Yesterday, in Islamabad, the lawyers’ movement was also led by Nisar Shah Advocate, who is chairperson of LPP. He was in the forefront of the demonstration of advocates in Islamabad, along with LPP comrades. He is not arrested yet. Although, on 5 November, he just escaped arrest at a demonstration in Rawalpindi .
At Karachi, LPP comrade Shakeel was dragged away by police during a demonstration in front of the Karachi Press Club on 5 November. This led some press photographers to intervene to save Shakeel. A fight started and that led to the arrest of several press photographers and political activists. It was mainly LPP comrades who had started shouting slogans in front of the police while others were inside the press club building.
Police have raided the house of the secretary of LPP Punjab, Afzal Soraya, three times during the last two days but he is safe.

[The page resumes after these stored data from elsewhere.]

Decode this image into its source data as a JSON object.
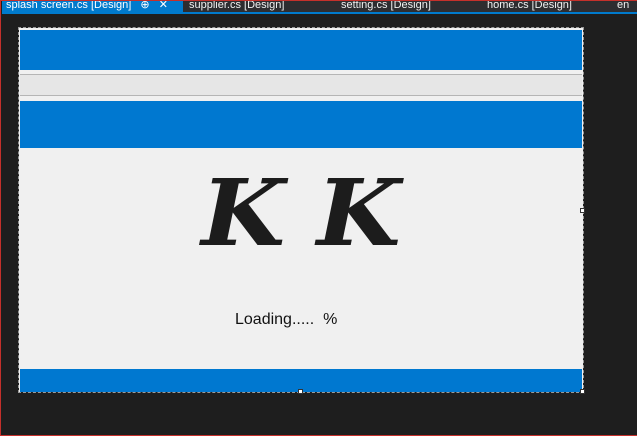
{
  "tabs": [
    {
      "label": "splash screen.cs [Design]",
      "active": true,
      "pin_icon": "pin-icon",
      "close_icon": "close-icon"
    },
    {
      "label": "supplier.cs [Design]",
      "active": false
    },
    {
      "label": "setting.cs [Design]",
      "active": false
    },
    {
      "label": "home.cs [Design]",
      "active": false
    },
    {
      "label": "en",
      "active": false
    }
  ],
  "icons": {
    "pin": "⊕",
    "close": "✕"
  },
  "splash": {
    "logo_text": "KK",
    "loading_text": "Loading.....  %"
  },
  "colors": {
    "accent_blue": "#0078d0",
    "tab_active": "#007acc",
    "background": "#1e1e1e",
    "form_background": "#f0f0f0"
  }
}
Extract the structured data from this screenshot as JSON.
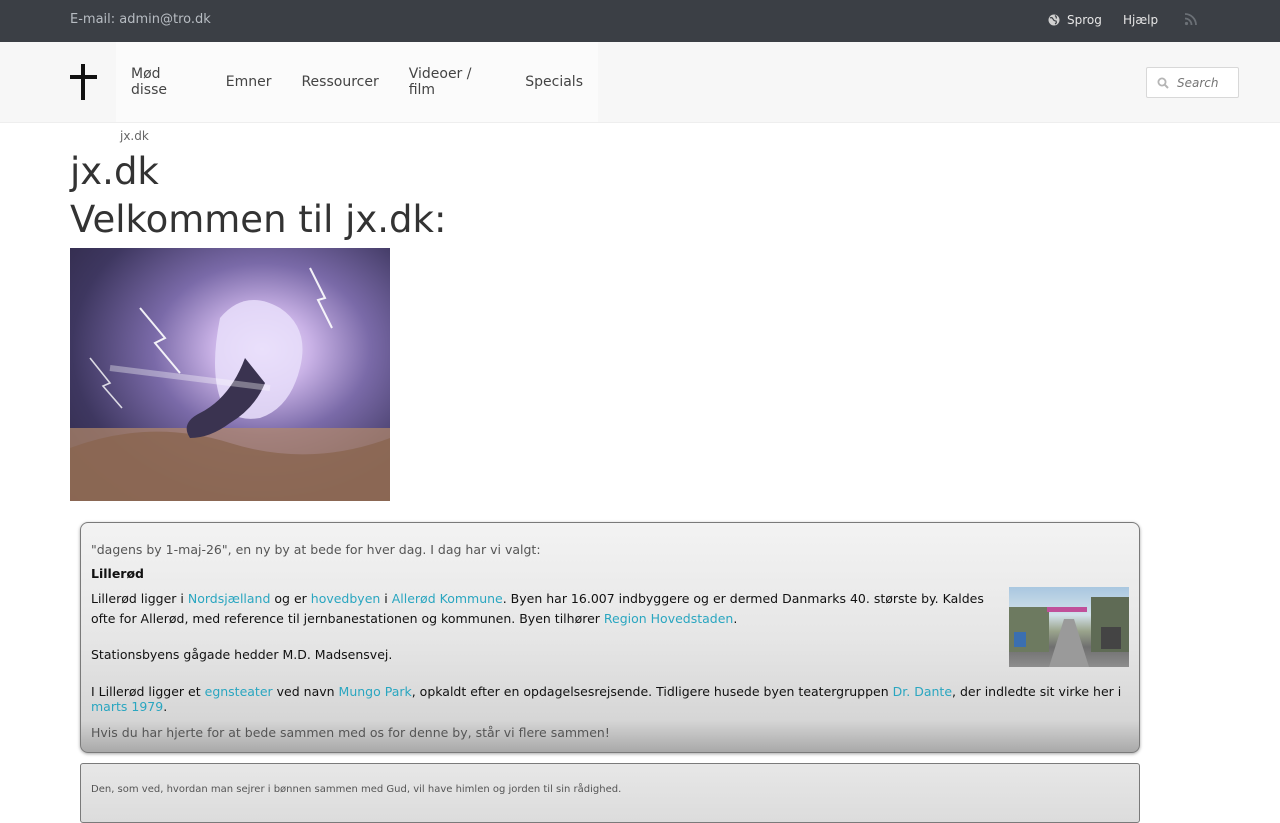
{
  "topbar": {
    "email": "E-mail: admin@tro.dk",
    "language_label": "Sprog",
    "help_label": "Hjælp"
  },
  "nav": {
    "items": [
      "Mød disse",
      "Emner",
      "Ressourcer",
      "Videoer / film",
      "Specials"
    ]
  },
  "search": {
    "placeholder": "Search"
  },
  "breadcrumb": "jx.dk",
  "page": {
    "title": "jx.dk",
    "subtitle": "Velkommen til jx.dk:"
  },
  "city_card": {
    "intro": "\"dagens by 1-maj-26\", en ny by at bede for hver dag. I dag har vi valgt:",
    "city": "Lillerød",
    "p1": {
      "t1": "Lillerød ligger i ",
      "l1": "Nordsjælland",
      "t2": " og er ",
      "l2": "hovedbyen",
      "t3": " i ",
      "l3": "Allerød Kommune",
      "t4": ". Byen har 16.007 indbyggere og er dermed Danmarks 40. største by. Kaldes ofte for Allerød, med reference til jernbanestationen og kommunen. Byen tilhører ",
      "l4": "Region Hovedstaden",
      "t5": "."
    },
    "p2": "Stationsbyens gågade hedder M.D. Madsensvej.",
    "p3": {
      "t1": "I Lillerød ligger et ",
      "l1": "egnsteater",
      "t2": " ved navn ",
      "l2": "Mungo Park",
      "t3": ", opkaldt efter en opdagelsesrejsende. Tidligere husede byen teatergruppen ",
      "l3": "Dr. Dante",
      "t4": ", der indledte sit virke her i ",
      "l4": "marts 1979",
      "t5": "."
    },
    "outro": "Hvis du har hjerte for at bede sammen med os for denne by, står vi flere sammen!"
  },
  "quote_card": {
    "text": "Den, som ved, hvordan man sejrer i bønnen sammen med Gud, vil have himlen og jorden til sin rådighed."
  },
  "icons": {
    "language": "globe-icon",
    "rss": "rss-icon",
    "search": "search-icon",
    "logo": "cross-icon"
  },
  "colors": {
    "topbar_bg": "#3b3f45",
    "link": "#2aa6c0"
  }
}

The plain clothes police came to the LPP office in Lahore and checked whether I am there. They went to the Good Books shop and remained there for some time on the pretext of buying books. They tried to ask about the whereabouts of the different comrades, pretending that they are LPP supporters and want to join the party. The comrade in charge of Good Books is an experienced comrade, he immediately realised who they are. He cleverly convinced them to buy Tariq Ali’s book “The clash of fundamentalisms”, while offering them comradely hospitality of tea and good political talk. The comrade told me the story: after they left the office, they were proudly telling that they came to look for you; but instead they took a book that may change their minds.
Today is the morning of the fourth day and I am again writing this from a public net cafe and will open the mail for a few minutes to send this story and leave the place.
Thanks to some comrades telling me more about information technology and how to avoid arrest.
I will try to write every two days all the main happenings of the underground life to share with the comrades in Pakistan and internationally.